Le touriste

Sur la planète Plug

 

Sur la planète Plug, le jeune µ%# s’ennuie à périr. Métrard, boulard, dodard, la trilogie routinière l’écartèle. Tenace, il a le sentiment d’avoir fait vingt fois le tour de Plug ; ses merveilles, ses plaisirs, ses horreurs, ses coutumes, son savoir, ses techniques et ses sagesses, il a tout vu, tout lu, tout connu, tout vécu.

 

Changer d’air ! C’est le grand problème des voyages / dépaysements : trouver le monde viable. Le monde idoine où « l’on change d’air sans changer d’air« , où l’on change d’ambiance sans changer d’oxygène : un monde différent à l’atmosphère respirable.

À l’Agence de Voyages, on lui a communiqué plusieurs catalogues, classés selon le rapport prix / distance / dépaysement / infrastructure d’accueil. Y figurent toutes les planètes, de la quasi-étoile de première grandeur au plus minable astéroïde, jouissant d’une atmosphère et d’une pesanteur de type P, c’est à dire compatible avec la morphologie pluguienne.

Ensuite, au client de choisir selon ses goûts et ses moyens, le degré de sagesse, le mode de vie, le stade de développement technologique qui lui conviennent. Sans oublier de se renseigner sur les structures d’accueil !

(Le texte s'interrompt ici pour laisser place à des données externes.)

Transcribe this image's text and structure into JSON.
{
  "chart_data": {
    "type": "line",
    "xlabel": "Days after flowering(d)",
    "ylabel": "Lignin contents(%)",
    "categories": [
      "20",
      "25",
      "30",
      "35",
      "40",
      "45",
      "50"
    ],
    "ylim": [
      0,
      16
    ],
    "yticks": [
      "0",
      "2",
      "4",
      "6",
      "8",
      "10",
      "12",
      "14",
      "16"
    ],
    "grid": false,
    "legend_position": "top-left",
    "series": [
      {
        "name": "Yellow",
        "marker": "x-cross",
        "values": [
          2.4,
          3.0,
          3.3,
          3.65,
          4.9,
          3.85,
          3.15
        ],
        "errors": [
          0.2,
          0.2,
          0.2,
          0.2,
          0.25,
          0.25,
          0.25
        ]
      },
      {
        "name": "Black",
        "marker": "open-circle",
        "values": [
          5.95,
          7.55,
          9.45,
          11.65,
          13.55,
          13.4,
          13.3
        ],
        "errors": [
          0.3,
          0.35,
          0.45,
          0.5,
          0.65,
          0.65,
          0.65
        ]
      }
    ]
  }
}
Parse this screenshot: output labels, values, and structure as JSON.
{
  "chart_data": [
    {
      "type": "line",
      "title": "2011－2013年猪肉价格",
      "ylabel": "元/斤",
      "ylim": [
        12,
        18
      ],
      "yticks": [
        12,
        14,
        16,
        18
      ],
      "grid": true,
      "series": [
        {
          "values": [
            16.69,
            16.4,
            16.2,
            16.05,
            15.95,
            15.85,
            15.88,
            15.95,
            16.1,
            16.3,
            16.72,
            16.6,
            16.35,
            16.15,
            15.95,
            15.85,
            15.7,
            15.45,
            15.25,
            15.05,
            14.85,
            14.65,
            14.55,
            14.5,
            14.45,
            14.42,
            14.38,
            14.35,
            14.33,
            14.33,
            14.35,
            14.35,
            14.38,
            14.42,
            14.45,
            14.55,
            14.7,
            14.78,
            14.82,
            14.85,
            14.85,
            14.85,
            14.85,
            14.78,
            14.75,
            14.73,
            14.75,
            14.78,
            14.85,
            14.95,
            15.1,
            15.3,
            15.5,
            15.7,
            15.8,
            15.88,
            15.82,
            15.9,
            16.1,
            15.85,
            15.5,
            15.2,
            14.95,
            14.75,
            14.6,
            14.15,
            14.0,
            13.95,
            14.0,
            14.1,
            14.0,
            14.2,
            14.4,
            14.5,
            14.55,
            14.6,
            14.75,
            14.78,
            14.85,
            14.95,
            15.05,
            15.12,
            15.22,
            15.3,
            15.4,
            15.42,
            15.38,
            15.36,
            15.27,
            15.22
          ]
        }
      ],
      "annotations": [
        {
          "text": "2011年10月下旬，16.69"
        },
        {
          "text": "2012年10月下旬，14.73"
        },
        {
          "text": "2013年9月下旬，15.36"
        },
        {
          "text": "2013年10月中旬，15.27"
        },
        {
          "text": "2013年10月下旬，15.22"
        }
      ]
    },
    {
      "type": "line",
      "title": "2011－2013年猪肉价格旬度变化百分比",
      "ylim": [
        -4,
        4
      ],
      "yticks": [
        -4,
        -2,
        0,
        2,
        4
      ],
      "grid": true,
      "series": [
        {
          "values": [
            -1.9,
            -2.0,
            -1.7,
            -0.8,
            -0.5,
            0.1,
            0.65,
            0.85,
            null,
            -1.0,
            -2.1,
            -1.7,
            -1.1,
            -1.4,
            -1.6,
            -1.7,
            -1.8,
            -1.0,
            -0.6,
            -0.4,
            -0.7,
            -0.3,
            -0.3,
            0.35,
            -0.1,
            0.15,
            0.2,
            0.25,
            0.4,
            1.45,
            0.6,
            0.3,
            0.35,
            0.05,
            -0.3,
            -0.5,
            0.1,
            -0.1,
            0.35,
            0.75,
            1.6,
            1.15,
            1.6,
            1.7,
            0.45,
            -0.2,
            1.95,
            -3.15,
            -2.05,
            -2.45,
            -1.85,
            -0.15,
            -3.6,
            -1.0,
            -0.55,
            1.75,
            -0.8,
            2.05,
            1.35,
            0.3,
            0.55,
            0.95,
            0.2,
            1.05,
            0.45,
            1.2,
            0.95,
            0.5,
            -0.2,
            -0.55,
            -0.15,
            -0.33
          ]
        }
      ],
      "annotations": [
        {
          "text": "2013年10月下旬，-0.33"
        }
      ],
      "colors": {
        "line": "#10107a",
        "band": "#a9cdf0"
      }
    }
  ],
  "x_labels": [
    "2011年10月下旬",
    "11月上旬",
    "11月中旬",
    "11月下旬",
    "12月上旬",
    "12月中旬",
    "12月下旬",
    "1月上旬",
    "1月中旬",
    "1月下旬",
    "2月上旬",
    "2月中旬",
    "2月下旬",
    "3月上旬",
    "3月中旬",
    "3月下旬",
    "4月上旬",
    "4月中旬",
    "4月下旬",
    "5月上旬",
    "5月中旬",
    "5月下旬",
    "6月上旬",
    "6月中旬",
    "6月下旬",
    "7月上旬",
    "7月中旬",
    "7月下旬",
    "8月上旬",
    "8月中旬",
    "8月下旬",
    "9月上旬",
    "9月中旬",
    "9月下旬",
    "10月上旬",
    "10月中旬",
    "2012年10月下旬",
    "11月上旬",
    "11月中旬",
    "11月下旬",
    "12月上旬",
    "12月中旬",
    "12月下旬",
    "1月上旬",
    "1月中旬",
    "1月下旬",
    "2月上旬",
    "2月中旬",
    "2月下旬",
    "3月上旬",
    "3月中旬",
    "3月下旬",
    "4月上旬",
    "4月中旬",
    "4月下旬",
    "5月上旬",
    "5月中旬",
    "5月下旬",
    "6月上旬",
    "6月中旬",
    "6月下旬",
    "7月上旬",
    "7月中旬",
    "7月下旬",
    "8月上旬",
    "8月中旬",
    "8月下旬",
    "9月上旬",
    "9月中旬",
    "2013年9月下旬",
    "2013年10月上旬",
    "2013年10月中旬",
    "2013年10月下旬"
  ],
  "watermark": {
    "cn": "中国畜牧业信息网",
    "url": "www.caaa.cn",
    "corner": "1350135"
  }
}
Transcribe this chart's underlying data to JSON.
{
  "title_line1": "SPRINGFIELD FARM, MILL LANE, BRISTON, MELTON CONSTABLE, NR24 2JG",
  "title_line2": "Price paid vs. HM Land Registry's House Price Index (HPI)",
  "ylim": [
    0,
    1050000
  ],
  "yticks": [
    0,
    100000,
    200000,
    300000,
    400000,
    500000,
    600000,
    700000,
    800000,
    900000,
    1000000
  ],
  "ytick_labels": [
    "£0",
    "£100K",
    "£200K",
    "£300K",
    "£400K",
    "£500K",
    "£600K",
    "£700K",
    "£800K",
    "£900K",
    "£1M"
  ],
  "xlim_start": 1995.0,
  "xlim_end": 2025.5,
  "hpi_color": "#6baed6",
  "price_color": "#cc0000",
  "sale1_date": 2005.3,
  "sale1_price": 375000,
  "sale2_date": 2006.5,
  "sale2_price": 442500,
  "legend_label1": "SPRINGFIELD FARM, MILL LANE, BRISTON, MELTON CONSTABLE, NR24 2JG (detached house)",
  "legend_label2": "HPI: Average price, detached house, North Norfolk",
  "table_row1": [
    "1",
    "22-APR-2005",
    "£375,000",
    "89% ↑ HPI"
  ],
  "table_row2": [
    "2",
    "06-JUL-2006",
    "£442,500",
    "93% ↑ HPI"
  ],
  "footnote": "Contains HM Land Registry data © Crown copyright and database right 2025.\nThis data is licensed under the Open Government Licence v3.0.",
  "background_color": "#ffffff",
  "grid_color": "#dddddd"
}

Interrogez n’importe quel Pluguien, demandez-lui : « Avant de partir en voyage, quelle est la première question à poser ? » Il vous répondra du tac au tac : « L’accueil ! » Combien de Pluguiens se sont fait rouler sur ce point par leur agent de voyage ? Beaucoup trop.

 

***

 

Après mûre réflexion, le jeune µ%# a fixé son choix sur une planète de cinquième grandeur, la troisième d’un système de 112e ordre, dans la banlieue d’une galaxie de classe Wx, que les Pluguiens nomment : « galaxie W¤w¤w » et les gens du crû : « la Voie Lactée ».

La planète choisie est de type PPP, comme Possible Pour Pluguien, c’est même la seule de tout le secteur. Système W24/ST161612b, qu’on appelle là-bas le système sol air. Pardon, ça s’écrit « solaire »! Comprends pas…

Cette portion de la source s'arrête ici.